Wednesday, January 24, 2018

Kotas Reviews the Fried Twinkie

Las Vegas is a town like no other. Giant man-made monuments to consumption and hubris dot the desert landscape, and light up the night with neon and promises of pleasures legal and illicit. Everywhere you go there is someone who wants to put a drink in your hand and a smile on your face. They have a surprisingly high number of aquariums for some reason. Then there is the food, OH THE FOOD! It is glorious in both quality and quantity, though not always at the same time, but occasionally you get the best of both worlds. Then...you don't. I'm just back from a whirlwind tour of some of the most Buffet buffets Vegas has to offer, and from there I turn to today's promised glory. Ladies and gentlemen, let's take a look at the glory of the Fried Twinkie.

TA DAAAAAA!
While feasting at the glorious MGM Grand Champagne Brunch (what a steal, if you drink 3-4 mimosas...and who doesn't?), I came across a whole platter of doughnuts and the like. Nestled next to it was a small pile of the legendary Fried Twinkies, left there almost as an afterthought. Of COURSE I had to snag one. I mean, look at it! The outside has a crisp shell, which leads me to believe this particular variety was dipped in batter first. I'll be honest, it smells heavenly, with a lovely sweet vanilla aroma that makes this thing seem super special. It mostly looks like a Twinkie, but really it could be any old fried cylinder of dough. Let's crack it open!
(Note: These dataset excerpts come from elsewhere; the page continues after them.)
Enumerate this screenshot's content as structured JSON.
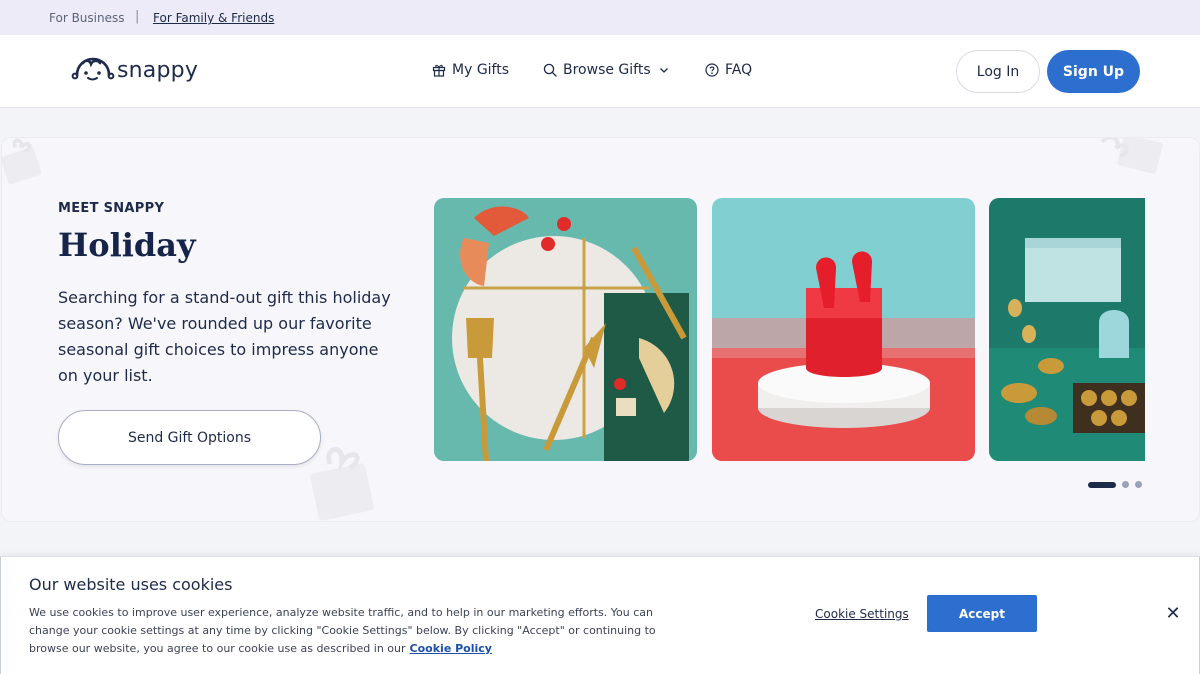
{
  "topbar": {
    "business_link": "For Business",
    "separator": "|",
    "family_link": "For Family & Friends"
  },
  "header": {
    "logo_text": "snappy",
    "nav": [
      {
        "label": "My Gifts",
        "icon": "gift-icon"
      },
      {
        "label": "Browse Gifts",
        "icon": "search-icon"
      },
      {
        "label": "FAQ",
        "icon": "help-circle-icon"
      }
    ],
    "login_label": "Log In",
    "signup_label": "Sign Up"
  },
  "hero": {
    "eyebrow": "MEET SNAPPY",
    "title": "Holiday",
    "description": "Searching for a stand-out gift this holiday season? We've rounded up our favorite seasonal gift choices to impress anyone on your list.",
    "button_label": "Send Gift Options",
    "carousel": {
      "slides": [
        "cheese-board-image",
        "red-earbuds-image",
        "tea-set-image"
      ],
      "active_index": 0,
      "dot_count": 3
    }
  },
  "cookie_banner": {
    "title": "Our website uses cookies",
    "text": "We use cookies to improve user experience, analyze website traffic, and to help in our marketing efforts. You can change your cookie settings at any time by clicking \"Cookie Settings\" below. By clicking \"Accept\" or continuing to browse our website, you agree to our cookie use as described in our",
    "policy_link": "Cookie Policy",
    "settings_label": "Cookie Settings",
    "accept_label": "Accept",
    "close_label": "✕"
  },
  "colors": {
    "brand_blue": "#2c6fce",
    "navy_text": "#1e2a4a",
    "top_strip_bg": "#ecebf7"
  }
}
Stacked all fancy like, because reasons!
Well, it's...pretty much just some fried cake at this point. There is only the barest bit of "not quite as solid as the rest of this" in the middle that hints that perhaps at some point there might have been some filling. Otherwise it's just another doughnut. A sub PAR doughnut. The texture and taste of the crisp outside is quite nice, but the cake inside just got kind of tough and chewy. There's no filling to contrast with, presumably because it has been super-heated and thus dispersed through the cake itself rather than being the burst of sugary sweetness we are used to in a regular non-fried Twinkie. It's not bad, but it's not particularly good either. I expected better of you, Twinkie. Or maybe I should blame those who could not appreciate you for what you are but instead sought to make you more than what you could possibly become. Tough call, really.

On the FACE Rating System, this gets 1 Frowny Face. It's not awful, but it is very disappointing. Maybe it could be improved with a more "tempura" light fry sort of a affair, but as presented here it's a big old pile of meh. If you are in the MGM Grand Buffet and see one, you might as well try it for yourself, but as a stand alone product I would pass.